PostgreSQLString Functions

String Functions

PostgreSQL has a rich set of built-in functions for working with text — concatenating, measuring, trimming, slicing, searching, and formatting strings directly in SQL. Doing this work in the database instead of pulling raw values into application code keeps reporting queries self-contained and often faster.

Concatenation: || and CONCAT()
The standard SQL concatenation operator is ||. PostgreSQL also provides a CONCAT() function, which has one notable advantage: it treats NULL arguments as empty strings instead of making the whole result NULL.

SQL
SELECT
  first_name || ' ' || last_name          AS full_name_operator,
  CONCAT(first_name, ' ', last_name)      AS full_name_function,
  CONCAT(first_name, ' ', NULL, last_name) AS null_safe_example
FROM customers;
full_name_operator | full_name_function | null_safe_example
-------------------+---------------------+-------------------
Ada Lovelace       | Ada Lovelace        | Ada Lovelace
Note
With ||, any NULL operand makes the entire concatenated result NULL. With CONCAT(), a NULL argument is simply skipped. Choose based on which behavior you actually want.
Length, case, and trimming

Function

Purpose

LENGTH(text)

Number of characters in the string

UPPER(text)

Converts to uppercase

LOWER(text)

Converts to lowercase

TRIM(text)

Removes leading and trailing whitespace (or a given character)

LTRIM(text)

Removes leading whitespace/characters only

RTRIM(text)

Removes trailing whitespace/characters only

SQL
SELECT
  LENGTH('PostgreSQL')          AS len,        -- 10
  UPPER('PostgreSQL')           AS upper_case,  -- POSTGRESQL
  LOWER('PostgreSQL')           AS lower_case,  -- postgresql
  TRIM('  padded text  ')       AS trimmed,     -- 'padded text'
  RTRIM('trailing---', '-')     AS rtrimmed;    -- 'trailing'
Extracting parts of a string
SUBSTRING() pulls out a piece of a string by position and length:

SQL
SELECT SUBSTRING('PostgreSQL', 1, 8);  -- 'Postgres'
SELECT SUBSTRING('PostgreSQL' FROM 9);  -- 'QL'
SPLIT_PART() is a genuinely handy PostgreSQL-specific function: it splits a string on a delimiter and returns just the piece at the given (1-based) position, without you needing to build an array first.

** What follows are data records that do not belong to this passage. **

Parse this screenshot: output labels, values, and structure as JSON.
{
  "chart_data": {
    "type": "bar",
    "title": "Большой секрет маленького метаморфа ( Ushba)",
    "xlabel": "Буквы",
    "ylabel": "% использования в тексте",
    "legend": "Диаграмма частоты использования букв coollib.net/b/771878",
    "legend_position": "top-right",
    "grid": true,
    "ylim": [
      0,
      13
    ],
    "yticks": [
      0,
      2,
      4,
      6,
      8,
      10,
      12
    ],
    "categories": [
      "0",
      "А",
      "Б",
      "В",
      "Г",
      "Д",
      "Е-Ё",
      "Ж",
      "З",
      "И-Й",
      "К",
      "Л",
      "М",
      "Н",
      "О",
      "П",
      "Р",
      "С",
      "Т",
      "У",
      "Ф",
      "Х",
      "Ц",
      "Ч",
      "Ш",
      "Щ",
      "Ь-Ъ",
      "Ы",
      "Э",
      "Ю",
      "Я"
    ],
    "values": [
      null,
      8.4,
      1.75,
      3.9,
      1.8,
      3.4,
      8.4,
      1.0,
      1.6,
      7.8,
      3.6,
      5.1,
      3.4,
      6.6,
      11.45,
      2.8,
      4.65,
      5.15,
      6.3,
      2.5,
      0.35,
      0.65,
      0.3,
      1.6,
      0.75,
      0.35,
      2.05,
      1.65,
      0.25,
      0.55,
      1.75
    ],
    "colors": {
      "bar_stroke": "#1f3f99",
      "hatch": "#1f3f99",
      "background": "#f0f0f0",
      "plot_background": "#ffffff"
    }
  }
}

Extracting the domain from an email address

SQL
SELECT
  email,
  SPLIT_PART(email, '@', 1) AS local_part,
  SPLIT_PART(email, '@', 2) AS domain
FROM users;
email                | local_part | domain
---------------------+------------+-----------
ada@example.com      | ada        | example.com
grace@postgres.org   | grace      | postgres.org
Searching and replacing

SQL
SELECT POSITION('gre' IN 'PostgreSQL');        -- 5 (1-based index)
SELECT REPLACE('2024-01-15', '-', '/');         -- '2024/01/15'
POSITION(substring IN string) returns the 1-based index of the first occurrence, or 0 if not found. REPLACE(string, from, to) replaces every occurrence of from with to.
Formatting strings with FORMAT()
FORMAT() is PostgreSQL's sprintf-style string formatting function — useful for building readable messages or labels out of mixed values without a chain of || concatenations.

SQL
SELECT FORMAT('Order #%s for %s: $%s', order_id, customer_name, total)
FROM orders
JOIN customers ON customers.id = orders.customer_id;
Order #1042 for Ada Lovelace: $128.50
%s substitutes a value as a plain string; %I formats a value as a quoted SQL identifier and %L as a quoted SQL literal — both particularly useful when building dynamic SQL inside PL/pgSQL functions, where safely quoting user-supplied names and values matters.
Tip
Combine SPLIT_PART(), TRIM(), and LOWER() together and you can normalize a lot of messy, inconsistently-cased or padded text data directly in a query, without writing a single line of application code.
  • || concatenates but propagates NULL; CONCAT() concatenates and skips NULL arguments.

  • LENGTH, UPPER/LOWER, and TRIM/LTRIM/RTRIM cover the everyday cleanup cases.

  • SUBSTRING() extracts by position; SPLIT_PART() extracts a piece of a delimited string by index.

  • REPLACE() swaps text; POSITION() finds it; FORMAT() builds formatted strings sprintf-style.